Dit boek is tegelijkertijd het verslag en de conclusie geworden van mijn persoonlijke ontdekkingsreis in de wereld van de kwantumfysica en de verbazingwekkende rol van het bewustzijn maar ook dat van de ontdekkingsreis van de mensheid in de zoektocht naar wat de wereld is en wat wij daarin voor rol spelen. De lezer met een open geest zal ontdekken dat het universum niet dat objectieve, materiële en onverschillige decor is waarin de mens toevallig verzeild is geraakt maar een dat het een omgeving is die wij zelf mede creëren en die ons ook van harte uitnodigt tot de grootst mogelijke creativiteit.

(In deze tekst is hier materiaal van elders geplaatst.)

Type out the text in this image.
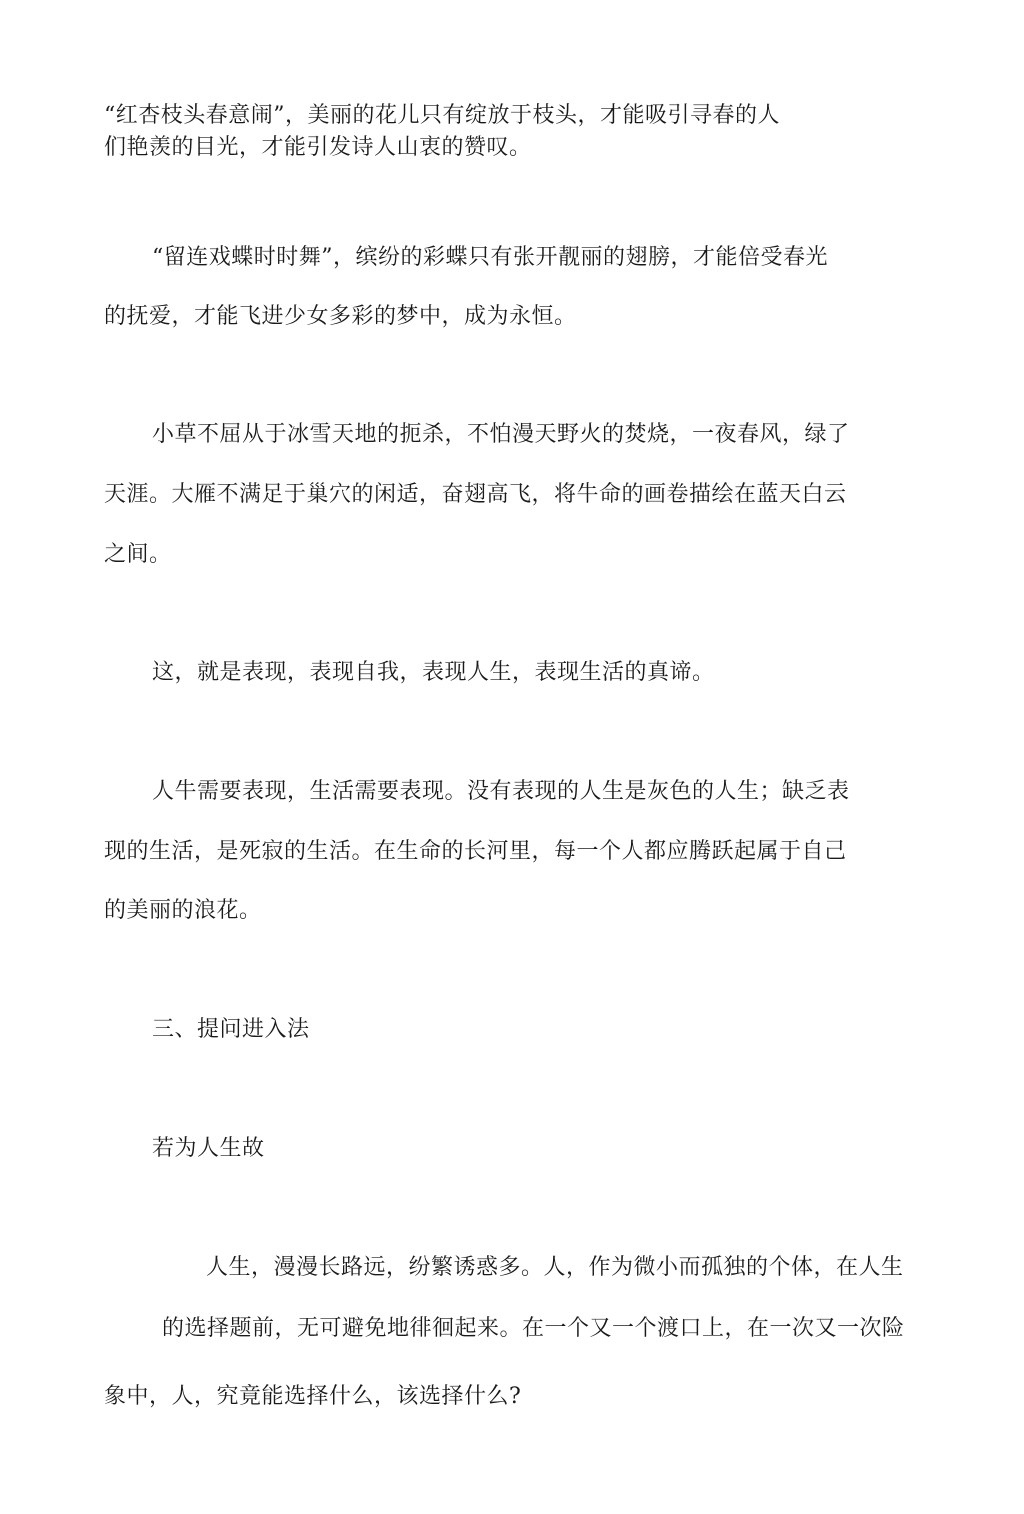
“红杏枝头春意闹”，美丽的花儿只有绽放于枝头，才能吸引寻春的人
们艳羡的目光，才能引发诗人山衷的赞叹。
“留连戏蝶时时舞”，缤纷的彩蝶只有张开靓丽的翅膀，才能倍受春光
的抚爱，才能飞进少女多彩的梦中，成为永恒。
小草不屈从于冰雪天地的扼杀，不怕漫天野火的焚烧，一夜春风，绿了
天涯。大雁不满足于巢穴的闲适，奋翅高飞，将牛命的画卷描绘在蓝天白云
之间。
这，就是表现，表现自我，表现人生，表现生活的真谛。
人牛需要表现，生活需要表现。没有表现的人生是灰色的人生；缺乏表
现的生活，是死寂的生活。在生命的长河里，每一个人都应腾跃起属于自己
的美丽的浪花。
三、提问进入法
若为人生故
人生，漫漫长路远，纷繁诱惑多。人，作为微小而孤独的个体，在人生
的选择题前，无可避免地徘徊起来。在一个又一个渡口上，在一次又一次险
象中，人，究竟能选择什么，该选择什么?
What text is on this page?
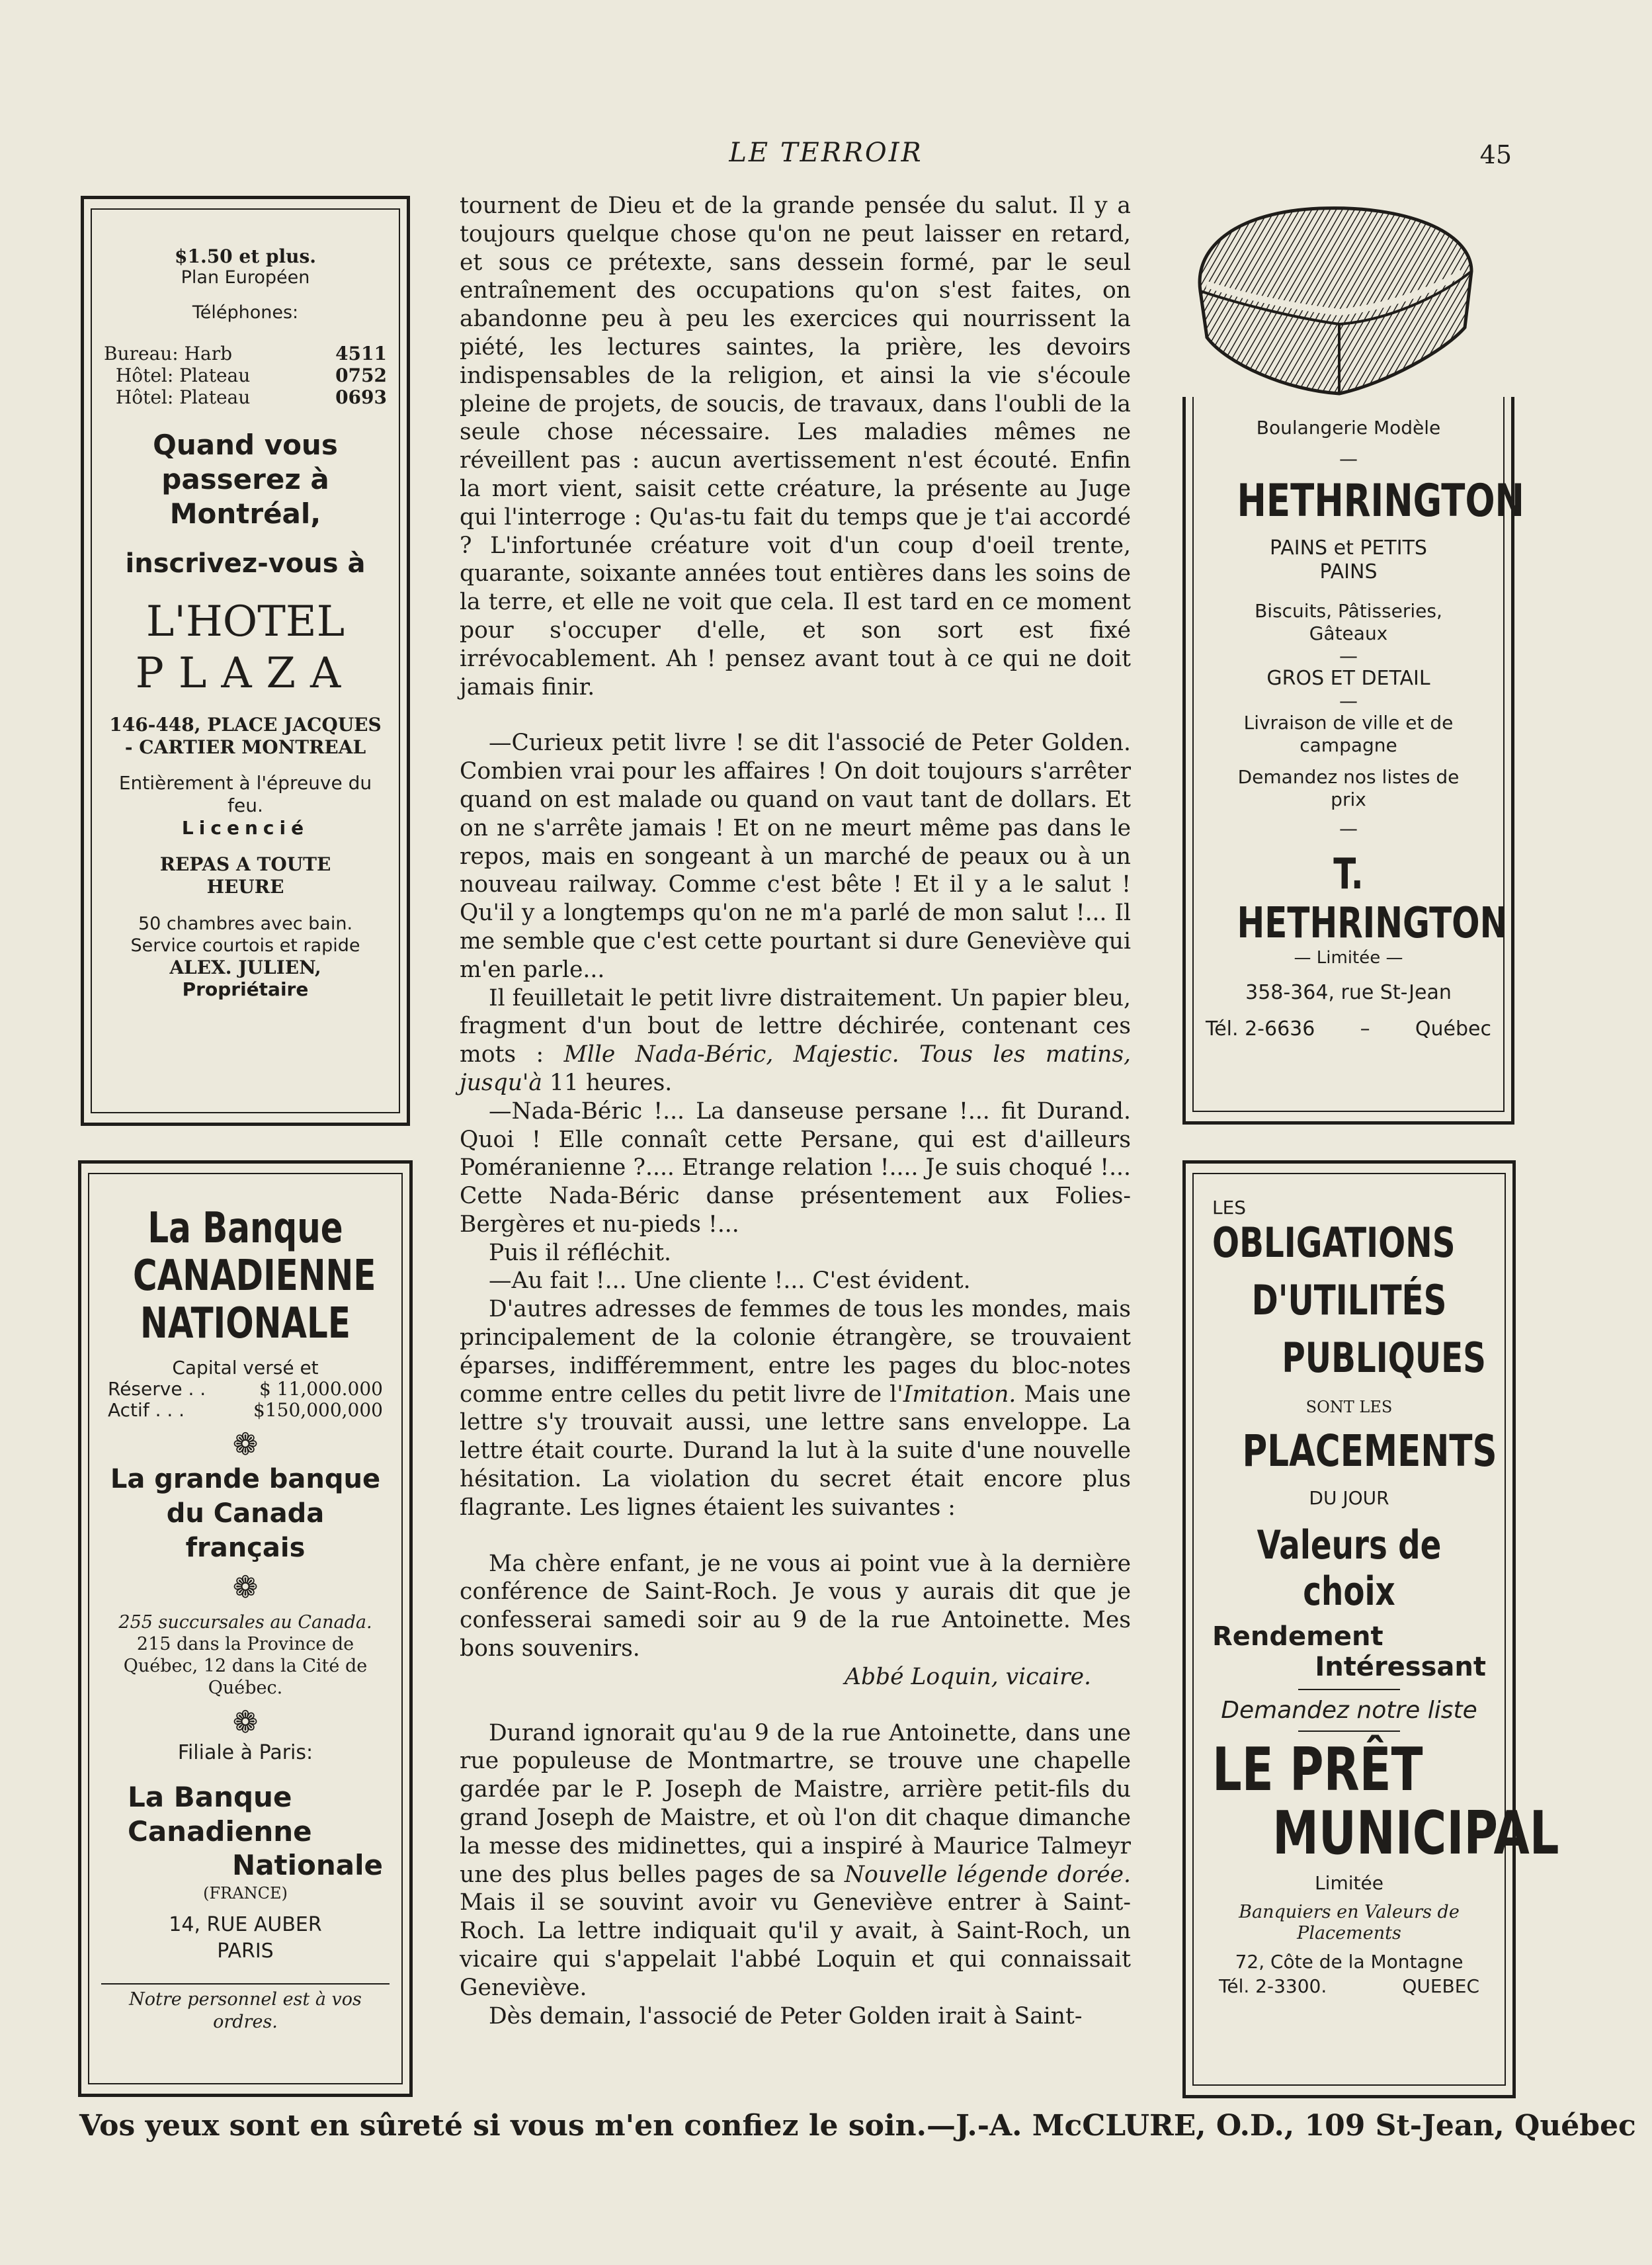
LE TERROIR	45
$1.50 et plus.
Plan Européen
Téléphones:
Bureau: Harb	4511
Hôtel: Plateau	0752
Hôtel: Plateau	0693
Quand vous passerez à Montréal,
inscrivez-vous à
L'HOTEL
PLAZA
146-448, PLACE JACQUES - CARTIER MONTREAL
Entièrement à l'épreuve du feu.
Licencié
REPAS A TOUTE HEURE
50 chambres avec bain. Service courtois et rapide
ALEX. JULIEN,
Propriétaire
La Banque
CANADIENNE
NATIONALE
Capital versé et
Réserve . .	$ 11,000.000
Actif . . .	$150,000,000
❁
La grande banque du Canada français
❁
255 succursales au Canada. 215 dans la Province de Québec, 12 dans la Cité de Québec.
❁
Filiale à Paris:
La Banque Canadienne
Nationale
(FRANCE)
14, RUE AUBER PARIS
Notre personnel est à vos ordres.

tournent de Dieu et de la grande pensée du salut. Il y a toujours quelque chose qu'on ne peut laisser en retard, et sous ce prétexte, sans dessein formé, par le seul entraînement des occupations qu'on s'est faites, on abandonne peu à peu les exercices qui nourrissent la piété, les lectures saintes, la prière, les devoirs indispensables de la religion, et ainsi la vie s'écoule pleine de projets, de soucis, de travaux, dans l'oubli de la seule chose nécessaire. Les maladies mêmes ne réveillent pas : aucun avertissement n'est écouté. Enfin la mort vient, saisit cette créature, la présente au Juge qui l'interroge : Qu'as-tu fait du temps que je t'ai accordé ? L'infortunée créature voit d'un coup d'oeil trente, quarante, soixante années tout entières dans les soins de la terre, et elle ne voit que cela. Il est tard en ce moment pour s'occuper d'elle, et son sort est fixé irrévocablement. Ah ! pensez avant tout à ce qui ne doit jamais finir.

—Curieux petit livre ! se dit l'associé de Peter Golden. Combien vrai pour les affaires ! On doit toujours s'arrêter quand on est malade ou quand on vaut tant de dollars. Et on ne s'arrête jamais ! Et on ne meurt même pas dans le repos, mais en songeant à un marché de peaux ou à un nouveau railway. Comme c'est bête ! Et il y a le salut ! Qu'il y a longtemps qu'on ne m'a parlé de mon salut !... Il me semble que c'est cette pourtant si dure Geneviève qui m'en parle...

Il feuilletait le petit livre distraitement. Un papier bleu, fragment d'un bout de lettre déchirée, contenant ces mots : Mlle Nada-Béric, Majestic. Tous les matins, jusqu'à 11 heures.

—Nada-Béric !... La danseuse persane !... fit Durand. Quoi ! Elle connaît cette Persane, qui est d'ailleurs Poméranienne ?.... Etrange relation !.... Je suis choqué !... Cette Nada-Béric danse présentement aux Folies-Bergères et nu-pieds !...

Puis il réfléchit.

—Au fait !... Une cliente !... C'est évident.

D'autres adresses de femmes de tous les mondes, mais principalement de la colonie étrangère, se trouvaient éparses, indifféremment, entre les pages du bloc-notes comme entre celles du petit livre de l'Imitation. Mais une lettre s'y trouvait aussi, une lettre sans enveloppe. La lettre était courte. Durand la lut à la suite d'une nouvelle hésitation. La violation du secret était encore plus flagrante. Les lignes étaient les suivantes :

Ma chère enfant, je ne vous ai point vue à la dernière conférence de Saint-Roch. Je vous y aurais dit que je confesserai samedi soir au 9 de la rue Antoinette. Mes bons souvenirs.

Abbé Loquin, vicaire.

Durand ignorait qu'au 9 de la rue Antoinette, dans une rue populeuse de Montmartre, se trouve une chapelle gardée par le P. Joseph de Maistre, arrière petit-fils du grand Joseph de Maistre, et où l'on dit chaque dimanche la messe des midinettes, qui a inspiré à Maurice Talmeyr une des plus belles pages de sa Nouvelle légende dorée. Mais il se souvint avoir vu Geneviève entrer à Saint-Roch. La lettre indiquait qu'il y avait, à Saint-Roch, un vicaire qui s'appelait l'abbé Loquin et qui connaissait Geneviève.

Dès demain, l'associé de Peter Golden irait à Saint-

Boulangerie Modèle
—
HETHRINGTON
PAINS et PETITS PAINS
Biscuits, Pâtisseries, Gâteaux
—
GROS ET DETAIL
—
Livraison de ville et de campagne
Demandez nos listes de prix
—
T. HETHRINGTON
— Limitée —
358-364, rue St-Jean
Tél. 2-6636 – Québec
LES
OBLIGATIONS
D'UTILITÉS
PUBLIQUES
SONT LES
PLACEMENTS
DU JOUR
Valeurs de choix
Rendement
Intéressant
Demandez notre liste
LE PRÊT
MUNICIPAL
Limitée
Banquiers en Valeurs de Placements
72, Côte de la Montagne
Tél. 2-3300.	QUEBEC
Vos yeux sont en sûreté si vous m'en confiez le soin.—J.-A. McCLURE, O.D., 109 St-Jean, Québec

Ir. Paul J. van Leeuwen MSc. Den Haag, juli 2018

BIJ DE 2E DRUK

Bij het definitief uitbrengen van de eerste druk van het boek had ik geen tijd meer voor het opzetten van een informatieve website waar lezers aanvullende informatie zouden kunnen vinden. Die is er nu en die kunt u nu vinden onder de URL https://quantumphysics-consciousness.eu. Ik houd de inhoud ervan regelmatig bij. Ook wanneer ik interessante publicaties voor wat betreft dit onderwerp tegenkom zal ik daar op de website aandacht aan besteden. Op zijn minst in de vorm van een berichtje en een link naar het artikel. Op de website vindt u ook een grote hoeveelheid interessante extra informatie, per hoofdstuk in het boek gerangschikt, te bereiken via aanklikbare links.

Verder bleek er hier en daar nog wel wat te verbeteren, zowel qua tekst als inhoud. Dat laatste gold vooral de uitgestelde kwantumwisser waar ik een interpretatieprobleem over het hoofd had gezien. Gelukkig bleek er aan dezelfde universiteit in 2007 een aanzienlijk beter doortimmerd experiment uitgevoerd te zijn met dezelfde vraag en uitkomst. Dat is dus ook aan de stof toegevoegd.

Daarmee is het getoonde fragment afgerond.